Leng also spoke to other potential GA drug classes, such as complement factor and growth factor inhibitors, as well as cell-based therapies that could possibly provide regenerative visual benefit. Along the way, it’ll be key for clinicians and investigators alike to seek methods of identifying the ideal candidates for care—and assuring the method of care is fully spoken to.
“It’s going to be a challenge, to be honest, to identify the right eye in the right patient to start a therapy that is not going to have a tangible benefit the patient is going to perceive upon initiation or even during the course of therapy,” Leng said. “Patient selection, eye selection, and the conversation with patients is something we’re going to work through as a specialty when one of these agents comes out.”

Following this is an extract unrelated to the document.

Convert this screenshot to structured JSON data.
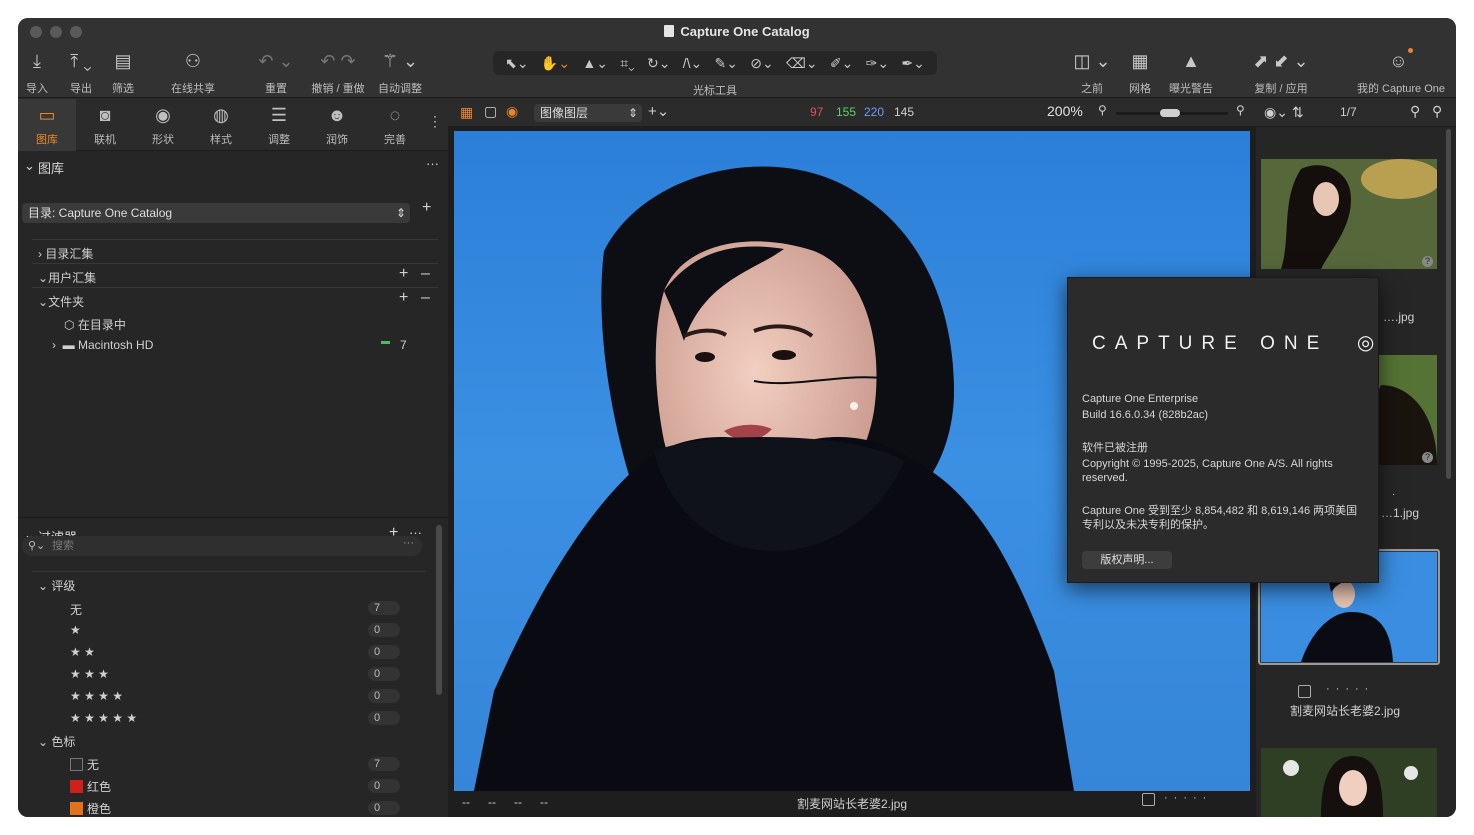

Leng anticipates that, once GA therapies reach the US market, industry research may shift toward seeking ideal progressive AMD cases, as well as GA-risk biomarkers or symptoms, to optimize available treatments.
“A lot of the work I’ve been doing, looking at imaging and analysis, is specifically looking for these biomarkers of progression,” he said. “If we could take an OCT, an autofluorescence image or infrared image at a certain time point, and based on identifiable biomarkers for disease progression show reduction in those biomarkers with the administration of an agent…that’s kind of the holy grail at this point.”